That was better... The Bears only surrendered a couple sacks against the St. Louis Rams, but there were still some protection issues. It wasn't as bad as I originally thought however. Watching the game live I was a little frustrated with the time Jay had to throw, but my second viewing not so much. Chicago chipped and helped a bit more than last week, and that's perfectly fine. The two sacks allowed this week weren't of the OMG variety, they were more along the SMH variety.
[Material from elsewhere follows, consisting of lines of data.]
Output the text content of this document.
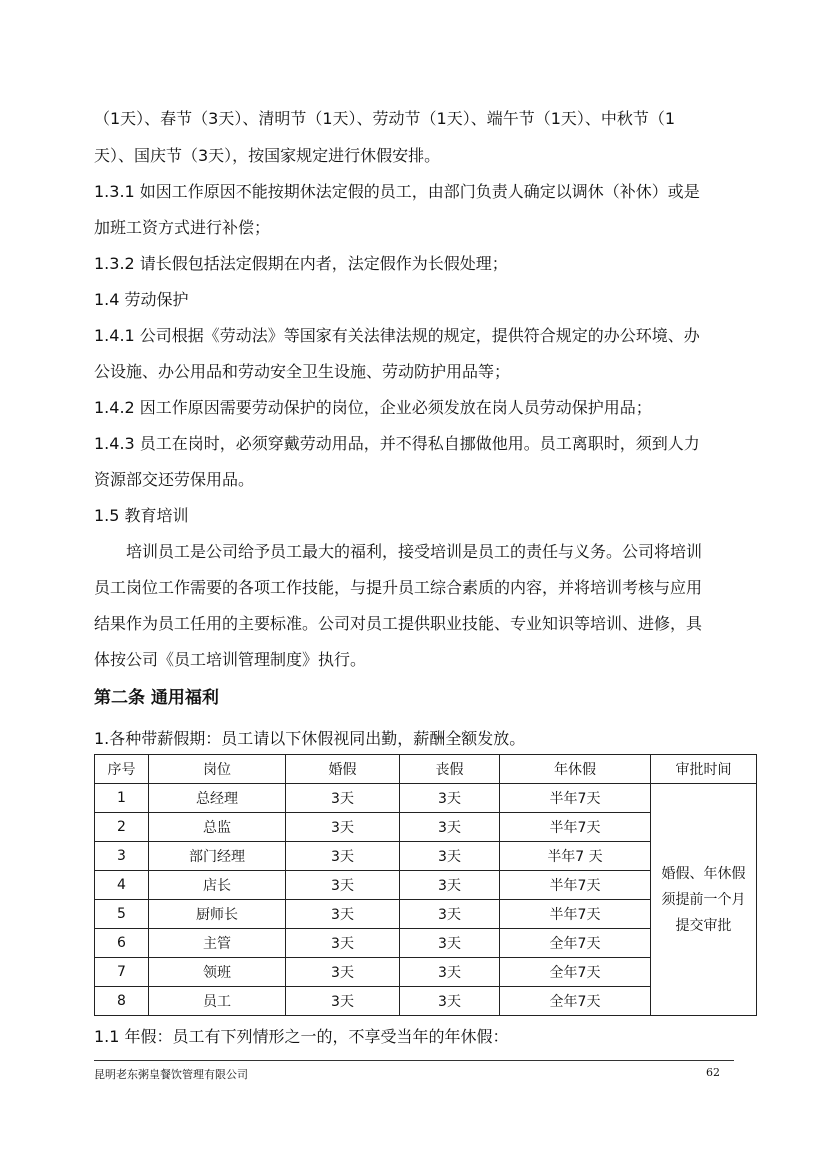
（1天）、春节（3天）、清明节（1天）、劳动节（1天）、端午节（1天）、中秋节（1
天）、国庆节（3天），按国家规定进行休假安排。
1.3.1 如因工作原因不能按期休法定假的员工，由部门负责人确定以调休（补休）或是
加班工资方式进行补偿；
1.3.2 请长假包括法定假期在内者，法定假作为长假处理；
1.4 劳动保护
1.4.1 公司根据《劳动法》等国家有关法律法规的规定，提供符合规定的办公环境、办
公设施、办公用品和劳动安全卫生设施、劳动防护用品等；
1.4.2 因工作原因需要劳动保护的岗位，企业必须发放在岗人员劳动保护用品；
1.4.3 员工在岗时，必须穿戴劳动用品，并不得私自挪做他用。员工离职时，须到人力
资源部交还劳保用品。
1.5 教育培训
　　培训员工是公司给予员工最大的福利，接受培训是员工的责任与义务。公司将培训
员工岗位工作需要的各项工作技能，与提升员工综合素质的内容，并将培训考核与应用
结果作为员工任用的主要标准。公司对员工提供职业技能、专业知识等培训、进修，具
体按公司《员工培训管理制度》执行。
第二条 通用福利
1.各种带薪假期：员工请以下休假视同出勤，薪酬全额发放。
序号	岗位	婚假	丧假	年休假	审批时间
1	总经理	3天	3天	半年7天	婚假、年休假
须提前一个月
提交审批

2	总监	3天	3天	半年7天	
3	部门经理	3天	3天	半年7 天	
4	店长	3天	3天	半年7天	
5	厨师长	3天	3天	半年7天	
6	主管	3天	3天	全年7天	
7	领班	3天	3天	全年7天	
8	员工	3天	3天	全年7天	
1.1 年假：员工有下列情形之一的，不享受当年的年休假：
昆明老东粥皇餐饮管理有限公司	62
Sometimes sacks just happen.
Let's see where the Bears stand thus far;
Sackwatch after 3 games
2010 - 8
2011 - 14
2012 - 11
Sack 10 - First Quarter 5:17 Chris Long
The Bears came out in a shotgun on 2nd and 15 and the Rams rushed 6 defenders. Chicago went with a draw fake to hopefully freeze Rams linebacker James Laurinaitis (55), but he was keying on Bears tailback Michael Bush the whole way. Bush stayed in and picked up the blitzing Laurinaitis, but the Bears pass protection was overwhelmed nonetheless. Usual whipping boy J'Marcus Webb does a good job on his man pushing him past the pocket. He does overextend a bit at the end, but he did his job.
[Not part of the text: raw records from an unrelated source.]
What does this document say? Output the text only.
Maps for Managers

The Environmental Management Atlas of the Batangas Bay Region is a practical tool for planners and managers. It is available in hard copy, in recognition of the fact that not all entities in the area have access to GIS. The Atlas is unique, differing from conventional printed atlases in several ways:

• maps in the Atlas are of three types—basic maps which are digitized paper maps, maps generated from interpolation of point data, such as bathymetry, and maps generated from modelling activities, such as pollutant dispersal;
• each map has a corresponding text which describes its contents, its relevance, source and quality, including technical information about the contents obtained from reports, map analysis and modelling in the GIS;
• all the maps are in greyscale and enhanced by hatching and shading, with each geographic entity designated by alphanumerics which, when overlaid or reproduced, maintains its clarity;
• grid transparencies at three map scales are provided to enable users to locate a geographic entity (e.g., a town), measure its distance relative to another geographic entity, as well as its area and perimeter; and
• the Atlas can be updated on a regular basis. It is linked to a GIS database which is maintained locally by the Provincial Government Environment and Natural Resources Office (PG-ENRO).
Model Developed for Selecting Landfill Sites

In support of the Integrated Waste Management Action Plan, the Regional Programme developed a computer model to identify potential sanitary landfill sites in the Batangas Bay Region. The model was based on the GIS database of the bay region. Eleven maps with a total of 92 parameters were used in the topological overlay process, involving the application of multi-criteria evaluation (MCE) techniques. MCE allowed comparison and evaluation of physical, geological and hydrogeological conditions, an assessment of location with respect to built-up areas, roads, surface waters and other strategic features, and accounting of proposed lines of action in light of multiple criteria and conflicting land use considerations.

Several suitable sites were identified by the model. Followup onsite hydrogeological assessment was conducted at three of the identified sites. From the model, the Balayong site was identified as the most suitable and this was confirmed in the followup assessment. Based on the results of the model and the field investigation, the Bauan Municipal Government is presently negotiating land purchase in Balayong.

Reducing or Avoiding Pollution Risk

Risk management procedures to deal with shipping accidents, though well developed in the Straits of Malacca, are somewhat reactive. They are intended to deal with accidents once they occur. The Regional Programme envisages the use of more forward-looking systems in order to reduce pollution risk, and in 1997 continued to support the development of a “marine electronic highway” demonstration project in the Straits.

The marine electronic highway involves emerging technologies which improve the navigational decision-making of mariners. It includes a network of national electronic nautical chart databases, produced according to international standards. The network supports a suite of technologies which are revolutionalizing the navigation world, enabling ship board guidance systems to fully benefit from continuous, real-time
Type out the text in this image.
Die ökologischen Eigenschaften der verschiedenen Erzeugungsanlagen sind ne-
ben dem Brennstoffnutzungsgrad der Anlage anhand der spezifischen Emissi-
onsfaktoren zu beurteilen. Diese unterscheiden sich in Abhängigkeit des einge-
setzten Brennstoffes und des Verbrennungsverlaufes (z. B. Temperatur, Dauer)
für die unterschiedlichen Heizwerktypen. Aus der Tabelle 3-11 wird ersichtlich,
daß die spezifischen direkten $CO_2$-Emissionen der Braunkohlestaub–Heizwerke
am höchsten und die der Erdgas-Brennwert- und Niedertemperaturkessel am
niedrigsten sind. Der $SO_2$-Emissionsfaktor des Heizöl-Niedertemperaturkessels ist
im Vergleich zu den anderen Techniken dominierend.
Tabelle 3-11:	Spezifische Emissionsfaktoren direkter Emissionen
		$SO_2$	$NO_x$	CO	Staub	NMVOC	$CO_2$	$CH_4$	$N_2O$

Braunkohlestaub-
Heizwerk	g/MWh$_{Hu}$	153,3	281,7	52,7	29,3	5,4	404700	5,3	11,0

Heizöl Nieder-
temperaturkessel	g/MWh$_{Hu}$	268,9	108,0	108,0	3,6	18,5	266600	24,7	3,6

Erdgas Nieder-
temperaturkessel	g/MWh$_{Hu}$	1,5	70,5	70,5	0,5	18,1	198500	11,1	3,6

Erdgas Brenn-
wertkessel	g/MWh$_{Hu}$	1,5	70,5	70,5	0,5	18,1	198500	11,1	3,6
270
Over at right tackle, Gabe Carimi, who technically will get the sack allowed stat, gave up a little too much ground while trying to push Rams DE Chris Long past the pocket. Carimi did keep his body between where Cutler was dropping and Long, but he had no way of knowing that Jay would step up like he did. Cutler stepped up and it was a 'look what I found' sack for Long.
Cutler had a running lane to his left, but I can understand why he wouldn't think to run that direction. #JWEBBNATION
Sack 11 - Third Quarter 11:32 Chris Long
It was a 3rd and 8 from the Bears 45 and Long got to Cutler again. This time he beat the block of running back Michael Bush who stepped inside first then had to recover to get the edge rusher. Watching this play develop you have to remember two pass protection rules that coaches usually preach.
1) Protect the inside gap first. The quickest path for a defender to take to a QB is to your inside gap.
2) Big on big.
Regarding the first rule; With the Rams showing blitz with both Laurinaitis and linebacker Jo-Lonn Dunbar (58), the Bears right side of the o-line had to stay put. Ideally you'd want RT Carimi to fan out and pick up Long, while RG Lance Louis fans out to pick up Kendall Langford (98), leaving the back to pick up a linebacker. Both LBs dropped into coverage, but once Carimi commits to Langford the Bears have to deal with their decision.
There may have been some miscommunication on the protection scheme. Since Louis and Carimi were both staying put, Bush should have immediately gone to block Long. And that leads me to rule number two; you usually don't want your tailback left one on one with a defensive lineman. Even if you have your "big" back in the game. Long still outweighs Bush by 30 pounds. O-line blocks d-line, running backs block linebackers. With the Rams having the left side of their defensive line aligned so wide, the Bears had to make a protection adjustment.
My guess is someone missed a call on the play. Either Bush was to protect the edge or the line should have fanned out. Since both Louis and Carimi stayed put, I'm guessing it was Bush that erred. He tried to cut Long off, but there was too much speed and size coming at him. Long attacked the block, got underneath Bush and out-leveraged him to the QB.